The door slammed behind her. “—back on the penthouse terrace,” Marty Marks was rushing on, as if in terror of interruption. “Looking down on Central and Grand from eighteen stories up. A whole new scene since last time. Streets worse than a madhouse then. Wrecked cars and trucks and buses piled up at every intersection. Most on fire. People swarming out of houses and running everywhere, wild to get away. Except a few crazy kids smashing into a liquor store, staggering out with bottles they never had time to tap.
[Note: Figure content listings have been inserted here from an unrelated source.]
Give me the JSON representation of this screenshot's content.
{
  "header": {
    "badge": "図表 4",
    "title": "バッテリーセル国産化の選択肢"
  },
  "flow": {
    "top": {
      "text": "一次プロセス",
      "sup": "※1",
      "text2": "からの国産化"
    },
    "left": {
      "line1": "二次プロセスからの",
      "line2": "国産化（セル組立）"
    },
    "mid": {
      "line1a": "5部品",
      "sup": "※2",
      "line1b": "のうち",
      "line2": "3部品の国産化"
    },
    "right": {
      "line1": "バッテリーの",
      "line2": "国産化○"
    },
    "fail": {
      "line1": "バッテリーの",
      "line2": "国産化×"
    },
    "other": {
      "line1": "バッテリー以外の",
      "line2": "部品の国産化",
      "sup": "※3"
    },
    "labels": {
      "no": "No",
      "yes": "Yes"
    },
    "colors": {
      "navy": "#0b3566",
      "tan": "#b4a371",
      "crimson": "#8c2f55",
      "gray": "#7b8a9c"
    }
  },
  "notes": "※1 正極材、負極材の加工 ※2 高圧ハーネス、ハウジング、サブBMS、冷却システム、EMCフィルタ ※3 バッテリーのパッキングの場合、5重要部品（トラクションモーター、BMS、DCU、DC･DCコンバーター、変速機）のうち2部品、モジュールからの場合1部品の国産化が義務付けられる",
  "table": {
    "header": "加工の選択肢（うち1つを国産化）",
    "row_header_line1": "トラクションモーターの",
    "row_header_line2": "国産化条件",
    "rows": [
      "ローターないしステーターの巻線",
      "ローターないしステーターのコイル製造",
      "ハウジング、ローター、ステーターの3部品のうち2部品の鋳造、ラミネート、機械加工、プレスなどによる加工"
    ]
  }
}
“No motion now. Bodies piled on top of bodies they’d tried to crawl over, crazy to get away. Bodies everywhere, on the sidewalks and the pavements and the roofs I could see—and not a soul alive anywhere. A stillness in the streets that’s worse than all the car horns and the engines roaring and the sirens and the screaming. All I heard was a chopper overhead. Somebody looking, I guess, for what they’ll never—”

Abruptly silent, Marty Marks came half to his feet and turned to listen, his lank frame tense. Poised for a moment as if for flight, he sank slowly back into the chair.

“Nothing, folks.” He pushed the glasses higher on his nose. “A nasty minute when I thought I had company. Anybody coming up here would likely bring something I’m in no hurry to get. Can you blame me?”

Swabbing his face, he flinched when he touched the scratch on his cheek.

“A funny feeling, folks. Ever since I was just a whimpering kid I wanted to be a TV anchorman. Somebody like Dan Rather or Tom Brokaw. A crazy dream, because I never had the looks or the voice or the wits for it. But tonight’s my night. As long as I last—” Shivering a little, he twisted to listen again. “For anybody just tuning in, I’ll try to sum it up— what I know, which ain’t all that much. Like I been saying, it all began early today, out at the EnGene Labs. Maybe forty blocks southwest of downtown. What is it?” Eyes wide and strange, he stared into the camera. “Who knows?

“Nobody never told us nothin’. First thing anybody outside knew, they were calling from the labs to report an accident. Some hazardous substance escaping. Never said what it was, but they wanted the cops to seal their premises off.

“Demanded a news blackout. Under orders, they claimed, from Washington. The cops did divert traffic away from the plant. One of our mobile units went out to get the story, but the cops wouldn’t let ‘em in. They did catch an EnGene scientist while he was held up, yelling at ‘em to let him inside, but he claimed not to know a thing.

“The cops kept him out till he called Washington. In a few minutes they had orders from the local FBI to let him in. His last mistake, I reckon. Never came back out. The G-men went to work on our news director. Claiming they had a red alert—if you know what that is.